Temporarily at the time of Arnold’s treason, Belmont House was resided-in by Thomas’ brother, Joshua Hett Smith (1749-1813), who had spied for both sides during the Revolution. Joshua Hett Smith ended leaving America and going to England where by 1808 he wrote a book regarded as unreliable, An Authentic Narrative of the Causes which led to the death of Major Andre.
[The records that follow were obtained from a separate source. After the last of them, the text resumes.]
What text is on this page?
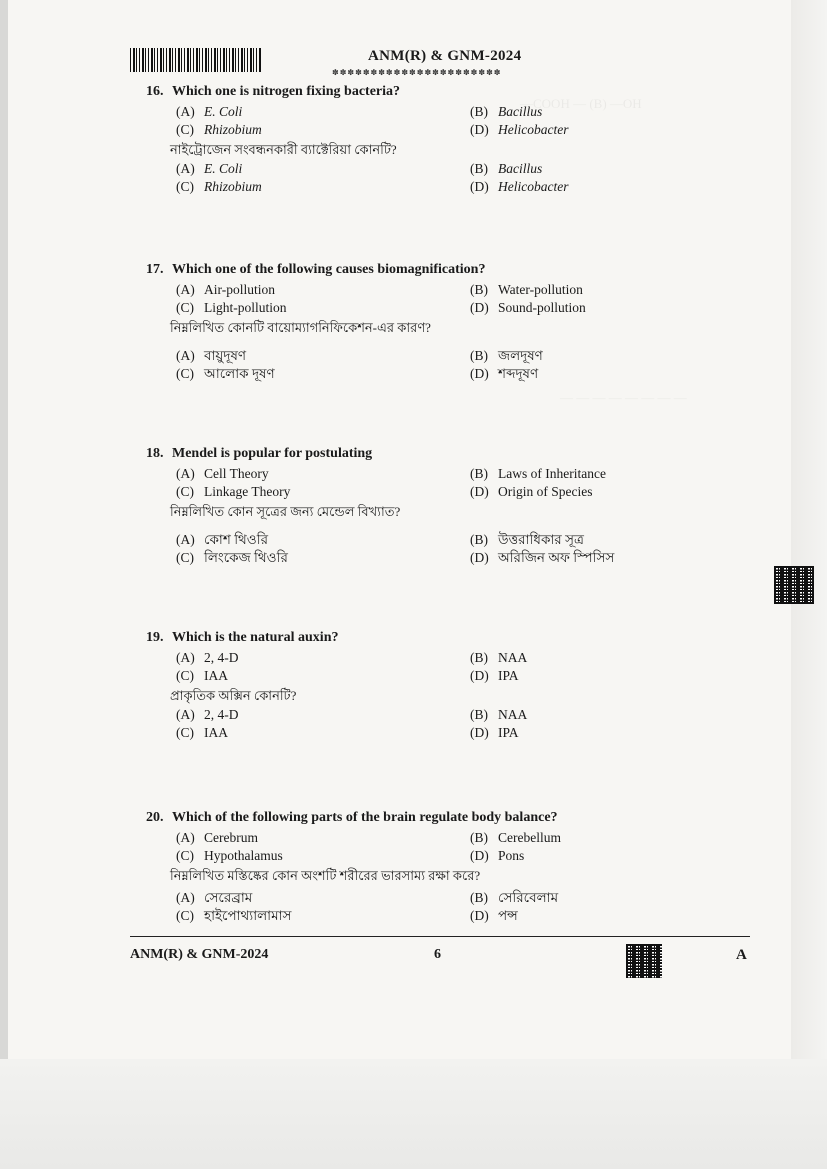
—COOH — (B) —OH
— — — — — — — —
ANM(R) & GNM-2024
✽✽✽✽✽✽✽✽✽✽✽✽✽✽✽✽✽✽✽✽✽✽
16. Which one is nitrogen fixing bacteria?
(A) E. Coli	(B) Bacillus
(C) Rhizobium	(D) Helicobacter
নাইট্রোজেন সংবন্ধনকারী ব্যাক্টেরিয়া কোনটি?
(A) E. Coli	(B) Bacillus
(C) Rhizobium	(D) Helicobacter
17. Which one of the following causes biomagnification?
(A) Air-pollution	(B) Water-pollution
(C) Light-pollution	(D) Sound-pollution
নিম্নলিখিত কোনটি বায়োম্যাগনিফিকেশন-এর কারণ?
(A) বায়ুদূষণ	(B) জলদূষণ
(C) আলোক দূষণ	(D) শব্দদূষণ
18. Mendel is popular for postulating
(A) Cell Theory	(B) Laws of Inheritance
(C) Linkage Theory	(D) Origin of Species
নিম্নলিখিত কোন সূত্রের জন্য মেন্ডেল বিখ্যাত?
(A) কোশ থিওরি	(B) উত্তরাধিকার সূত্র
(C) লিংকেজ থিওরি	(D) অরিজিন অফ স্পিসিস
19. Which is the natural auxin?
(A) 2, 4-D	(B) NAA
(C) IAA	(D) IPA
প্রাকৃতিক অক্সিন কোনটি?
(A) 2, 4-D	(B) NAA
(C) IAA	(D) IPA
20. Which of the following parts of the brain regulate body balance?
(A) Cerebrum	(B) Cerebellum
(C) Hypothalamus	(D) Pons
নিম্নলিখিত মস্তিষ্কের কোন অংশটি শরীরের ভারসাম্য রক্ষা করে?
(A) সেরেব্রাম	(B) সেরিবেলাম
(C) হাইপোথ্যালামাস	(D) পন্স
ANM(R) & GNM-2024	6	A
And even here is a genealogical problem, as Joshua is usually given as Joshua Hett Smith and his mother is usually given as Mary Het (one T) and so where Joshua’s two Ts for Hett come from, remains a mystery. (Mary Het (1770) had a French Huguenot background and was first wife of William Smith died 1769; she was the daughter of Rene Het and Blanche DuBois.) For the record, the Net reveals from a variety of sources that a more accurate genealogy than what is given by Chaitkin can be developed.

Chaitkin in Treason in America has a confident-looking graph outlining the connections of the Smith family – which is correct enough, although Chaitkin’s conclusions may not be as correct. Chaitkin gives information on William Smith Jnr (1728-1793) (a former Chief Justice for British New York and a later Chief Justice for Quebec in Canada) and his brothers Thomas and Joshua Hett Smith, where Thomas is the onetime law teacher of Aaron Burr. All three men were brothers and sons of William Smith Snr died 1869 and husband of Mary Het.

Meanwhile William Smith Jnr married Janet/Jennet Livingstone (1730-1819), a daughter of Jacobus James Livingstone (born 1701) and Maria Kiersted - and a sister (so Chaitkin’s diagram proclaims) of Governor of (American) New Jersey, William Livingstone (1723-1790), both children of ….

but William did NOT have a sister Janet/Jennet who married William Smith Snr. Janet was daughter of Jacobus James above. William Livingston (1723-1790), once Governor of New Jersey, was married to Susannah French.

William was son of Philip Livingston (1686-1749) and Catherine van Brugh This Susannah French and Livingston had among their children a daughter Catherine (1751-1813) who once married Matthew Ridley (1749-1849), who during the American Revolution was a minor American diplomat, formerly agent in Maryland of Duncan Campbell (1726-1803) of London, pre-1775 the largest exporter in England of convict labour to Virginia and Maryland, and since 1775 the Overseer of the Thames River prison hulks. Susannah also had another daughter, Sarah van Brugh Livingston, who married the US politician and the often-excoriated author (as commercially giving too much away to the British) of the Jay Treaty of 1794, John Jay (1745-1829).

It would appear that Chaitkin, who affects to despise the Livingstons of New York as they were often pro-British, is wrong here about the Livingstons, and has avoided noting the careers as well of Matthew Ridley and Duncan Campbell. These sorts of errors can be the price of admiring ideology over the veracity of facts. -Ed.